Let $B$ be set of $\{0,1\}$ and $B_n$ be the set of all strings of length $n$. How many functions can be constructed from $B_n$ to $B$ using logical operators like AND, OR, NOT.
Help $\rightarrow$ Define a function using all the operations AND, OR, NOT. Which gives only one output for an input of $n$-tuples?
Edit 1: Am a beginner to discrete math. I know I need a function that will take up all strings and give one output to set $B$. I don't understand the hint provided regarding $n$-tuples.
On
The wording of your hint doesn't make much sense. The closest thing to it seems to be the following: For any sequence $t_1, t_2, \dots, t_n$ in $\{0, 1\}$, try writing a boolean function $f(x_1, x_2, \dots, x_n)$ using and, or, not such that $f(x_1, x_2, \dots, x_n) = 1$ iff $x_1 = t_1, x_2 = t_2, \dots, x_n = t_n$.

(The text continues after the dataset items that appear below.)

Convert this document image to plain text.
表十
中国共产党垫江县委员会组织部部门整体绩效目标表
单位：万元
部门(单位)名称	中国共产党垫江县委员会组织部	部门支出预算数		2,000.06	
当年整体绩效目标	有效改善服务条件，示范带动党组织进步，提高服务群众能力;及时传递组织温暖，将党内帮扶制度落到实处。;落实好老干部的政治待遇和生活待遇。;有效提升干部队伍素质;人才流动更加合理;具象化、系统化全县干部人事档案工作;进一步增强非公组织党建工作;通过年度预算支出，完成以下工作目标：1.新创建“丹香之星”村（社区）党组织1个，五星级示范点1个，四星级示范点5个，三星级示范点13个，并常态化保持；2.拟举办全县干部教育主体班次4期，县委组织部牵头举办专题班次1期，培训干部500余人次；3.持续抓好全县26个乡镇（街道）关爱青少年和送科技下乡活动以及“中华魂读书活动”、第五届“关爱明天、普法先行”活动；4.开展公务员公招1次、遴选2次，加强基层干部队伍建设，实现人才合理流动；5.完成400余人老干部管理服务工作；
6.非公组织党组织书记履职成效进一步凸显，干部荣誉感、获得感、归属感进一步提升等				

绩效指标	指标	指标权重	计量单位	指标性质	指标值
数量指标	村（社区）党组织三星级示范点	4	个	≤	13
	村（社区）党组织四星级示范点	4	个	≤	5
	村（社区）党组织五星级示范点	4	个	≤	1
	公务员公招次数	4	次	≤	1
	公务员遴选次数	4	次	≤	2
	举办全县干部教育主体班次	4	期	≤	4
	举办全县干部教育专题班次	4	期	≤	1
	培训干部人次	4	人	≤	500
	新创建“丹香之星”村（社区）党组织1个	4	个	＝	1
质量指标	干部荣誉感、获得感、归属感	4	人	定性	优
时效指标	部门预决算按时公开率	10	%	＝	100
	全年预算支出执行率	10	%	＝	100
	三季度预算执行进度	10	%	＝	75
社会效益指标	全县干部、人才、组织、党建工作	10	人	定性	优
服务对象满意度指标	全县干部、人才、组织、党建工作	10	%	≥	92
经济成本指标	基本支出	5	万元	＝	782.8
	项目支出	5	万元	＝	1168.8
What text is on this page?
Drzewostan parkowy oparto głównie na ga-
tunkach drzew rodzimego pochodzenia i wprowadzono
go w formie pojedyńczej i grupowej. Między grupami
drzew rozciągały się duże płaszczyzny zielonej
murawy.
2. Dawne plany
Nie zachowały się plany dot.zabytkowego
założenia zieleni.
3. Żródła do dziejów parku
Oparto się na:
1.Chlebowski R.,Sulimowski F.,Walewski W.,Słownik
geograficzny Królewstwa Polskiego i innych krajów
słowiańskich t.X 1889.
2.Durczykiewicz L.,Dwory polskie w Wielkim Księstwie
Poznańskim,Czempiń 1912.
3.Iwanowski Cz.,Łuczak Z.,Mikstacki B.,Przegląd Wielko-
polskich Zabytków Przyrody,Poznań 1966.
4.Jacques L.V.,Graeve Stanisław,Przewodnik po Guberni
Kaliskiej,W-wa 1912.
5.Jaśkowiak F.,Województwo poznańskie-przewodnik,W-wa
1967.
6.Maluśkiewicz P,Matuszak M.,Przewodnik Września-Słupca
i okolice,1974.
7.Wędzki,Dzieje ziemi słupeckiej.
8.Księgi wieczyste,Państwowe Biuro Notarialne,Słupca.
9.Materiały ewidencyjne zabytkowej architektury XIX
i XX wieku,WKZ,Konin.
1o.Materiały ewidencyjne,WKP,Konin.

I could not post above so I am writing here:
The total no. of such functions is $2^{2^n}$ because all functions can be expressed. Say you have an arbitrary $g: B_n \rightarrow \{0, 1\}$. List all strings in $B_n$ on which $g$ takes the value $1$. Then $g$ is simply the disjunction of all characteristic functions of these strings as explained above.